Der Weltmeister wackelte bedenklich, aber er fiel nicht: Deutschland ist trotz einer durchwachsenen Abwehrleistung mit einem Sieg in die EM in Frankreich gestartet.
Schweinsteiger vollendet Auftaktsieg
Shkodran Mustafi mit seinem Treffer in der 19. Minute, Torhüter Manuel Neuer mit Glanzparaden und Jerome Boateng mit einer spektakulären Rettungstat verhalfen der Mannschaft von Bundestrainer Joachim Löw zu einem schmeichelhaften 2:0 (1:0) gegen die Ukraine.
Den Sieg sicherte der kurz zuvor eingewechselte Bastian Schweinsteiger in der dritten Minute der Nachspielzeit. Die Auswahl des Deutschen Fußball-Bundes (DFB) blieb damit auch im zwölften Auftaktspiel bei einer EM-Endrunde ungeschlagen. (EM-Torjäger)
Löw wahrt Weiße Weste in Auftaktspielen
Für Löw war es bei seinem fünften Turnier als Cheftrainer auch der fünfte Sieg im ersten Spiel. Am Donnerstag geht es im Stade de France in St. Denis gegen Polen bereits um den Sieg in der Gruppe C. Die Polen hatten zuvor EM-Neuling Nordirland 1:0 (0:0) besiegt. (Ergebnisse und Spielplan der EM)
Der Weltmeister muss sich allerdings gewaltig steigern, vor allem in der Abwehr. Gegen die Ukraine wirkte die deutsche Elf mit ihrer neuformierten Hintermannschaft bisweilen völlig unsortiert. Die flinken Ukrainer brachten Boateng und seine Nebenleute Benedikt Höwedes, Mustafi und Jonas Hector mehrfach gehörig ins Schwitzen.

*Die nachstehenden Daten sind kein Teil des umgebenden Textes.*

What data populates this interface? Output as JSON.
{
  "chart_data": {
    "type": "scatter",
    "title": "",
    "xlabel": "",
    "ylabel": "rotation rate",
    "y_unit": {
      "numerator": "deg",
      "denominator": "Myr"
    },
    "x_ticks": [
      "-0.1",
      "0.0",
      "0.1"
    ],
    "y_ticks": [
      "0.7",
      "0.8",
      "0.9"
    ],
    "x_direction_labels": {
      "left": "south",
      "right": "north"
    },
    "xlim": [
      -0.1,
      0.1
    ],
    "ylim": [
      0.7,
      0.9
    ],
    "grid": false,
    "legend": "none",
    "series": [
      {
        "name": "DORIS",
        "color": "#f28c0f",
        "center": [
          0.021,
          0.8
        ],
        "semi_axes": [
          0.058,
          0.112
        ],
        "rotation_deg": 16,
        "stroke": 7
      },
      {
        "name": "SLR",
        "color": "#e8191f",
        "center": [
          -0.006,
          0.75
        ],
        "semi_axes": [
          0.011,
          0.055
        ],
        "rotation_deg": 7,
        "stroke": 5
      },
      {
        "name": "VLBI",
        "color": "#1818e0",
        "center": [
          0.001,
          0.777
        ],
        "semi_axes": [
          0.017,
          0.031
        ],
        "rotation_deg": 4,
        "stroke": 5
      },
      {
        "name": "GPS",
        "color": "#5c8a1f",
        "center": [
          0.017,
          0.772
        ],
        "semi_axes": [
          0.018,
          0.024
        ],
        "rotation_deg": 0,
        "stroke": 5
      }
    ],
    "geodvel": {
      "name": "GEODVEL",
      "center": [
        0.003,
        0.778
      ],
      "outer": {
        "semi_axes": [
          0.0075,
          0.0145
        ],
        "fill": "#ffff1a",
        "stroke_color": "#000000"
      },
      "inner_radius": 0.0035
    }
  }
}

Neuer, einer artistischen Einlage des starken Boateng und der Abschlussschwäche der Ukrainer war es zu verdanken, dass das Gegentor ausblieb. In der zweiten Halbzeit war die Hintermannschaft stabiler, aber auch im Spiel nach vorne sah Deutschland selten weltmeisterlich aus. (Das Spiel im TICKER zum Nachlesen)
Götze als einzige Spitze blass
Mario Götze, der den Vorzug vor Mario Gomez erhalten hatte, fehlte die Bindung zum Spiel. Thomas Müller konnte sich nicht in Szene und Mesut Özil nicht die erhofften Akzente setzen - bis zur 86. Minute, als er alleine vor Pjatow scheiterte.
Einzig Toni Kroos gelang es hin und wieder, für Ordnung und Gefahr im Spielaufbau zu sorgen. Sein Fernschuss touchierte die Querlatte (52.).
Die größte Baustelle war die Abwehr. Löw hatte die letzte freie Stelle in seiner Anfangself mit Höwedes besetzt. Bei der WM 2014 hatte der Bundestrainer den Schalker als Linksverteidiger aus dem Hut gezaubert, nun spielte er rechts. Mustafi übernahm dafür nach dem Ausfall von Antonio Rüdiger die Position von Mats Hummels neben Boateng.
Schnell war offensichtlich: Die Abstimmung stimmte nicht, das galt allerdings auch für Angriff und Mittelfeld.
Neuer rettet mit zwei Glanzparaden
Höwedes kam gleich mal zu spät, als Jewgeni Konopljanka in der vierten Minute abzog und Neuer, der als Kapitän auflief, eine Glanzparade gegen den Schuss aus rund 16 Metern zeigen musste.
Sein weltmeisterliches Können musste Neuer noch ein weiteres Mal unter Beweis stellen: Bei einem harten Schuss von Jewgeni Chatscheridi aus kurzer Distanz riss er gerade noch die rechte Faust hoch und lenkte den Ball über die Latte (27.).
Im Spiel nach vorne war die deutsche Mannschaft zunächst uninspiriert, die beste Chance hatte nach Vorarbeit von Julian Draxler und Thomas Müller noch Hector (13.), der Kölner traf den Ball nicht richtig.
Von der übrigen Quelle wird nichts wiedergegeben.